In response to the number of FL physicians choosing to gamble by not carrying standard professional liability insurance, some companies are issuing insurance products to address the legal costs associated with going bare and receiving a claim. Medical Legal Expense Reimbursement Insurance policies provide reimbursement for legal expenses incurred for a medical malpractice claim against the provider, a peer review proceeding, a license review board proceeding and hospital privileges.

With medical liability rates continuing to decrease in Florida submit a quick and easy quote request and get the best coverage available.

Latest News on Medical Malpractice Insurance in Florida

In early May 2011 the Florida Senate passed a bill (HB 479) which overhauls medical malpractice suits in the state. House Bill 479 was approved by a 94 to 21 vote on Wednesday, May 4th. Bill 479 and now goes to Governor Rick Scott for his approval. All indications are that he is expected to sign it into law.

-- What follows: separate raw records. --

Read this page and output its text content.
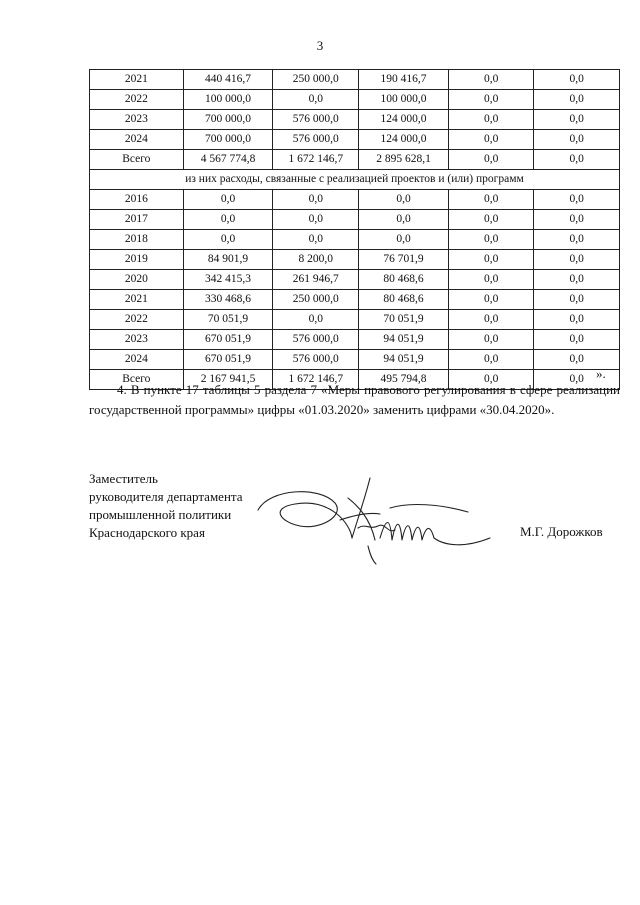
3
2021	440 416,7	250 000,0	190 416,7	0,0	0,0
2022	100 000,0	0,0	100 000,0	0,0	0,0
2023	700 000,0	576 000,0	124 000,0	0,0	0,0
2024	700 000,0	576 000,0	124 000,0	0,0	0,0
Всего	4 567 774,8	1 672 146,7	2 895 628,1	0,0	0,0
из них расходы, связанные с реализацией проектов и (или) программ					
2016	0,0	0,0	0,0	0,0	0,0
2017	0,0	0,0	0,0	0,0	0,0
2018	0,0	0,0	0,0	0,0	0,0
2019	84 901,9	8 200,0	76 701,9	0,0	0,0
2020	342 415,3	261 946,7	80 468,6	0,0	0,0
2021	330 468,6	250 000,0	80 468,6	0,0	0,0
2022	70 051,9	0,0	70 051,9	0,0	0,0
2023	670 051,9	576 000,0	94 051,9	0,0	0,0
2024	670 051,9	576 000,0	94 051,9	0,0	0,0
Всего	2 167 941,5	1 672 146,7	495 794,8	0,0	0,0 ».

4. В пункте 17 таблицы 5 раздела 7 «Меры правового регулирования в сфере реализации государственной программы» цифры «01.03.2020» заменить цифрами «30.04.2020».

Заместитель
руководителя департамента
промышленной политики
Краснодарского края	М.Г. Дорожков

Bill HB 479 requires out of state doctors to apply for a certificate to testify as an expert witness in trials in the state of Florida. This certification will allow the state to discipline out of state doctors if they were found to have offered "deceptive or fraudulent" testimony.

This measure does provide some immunity from suit for doctors who have volunteered to help facilities such as college sports teams and high schools. A hospital-protecting provision has been taken out by senators stating those facilities will still need to be held accountable to injured patients.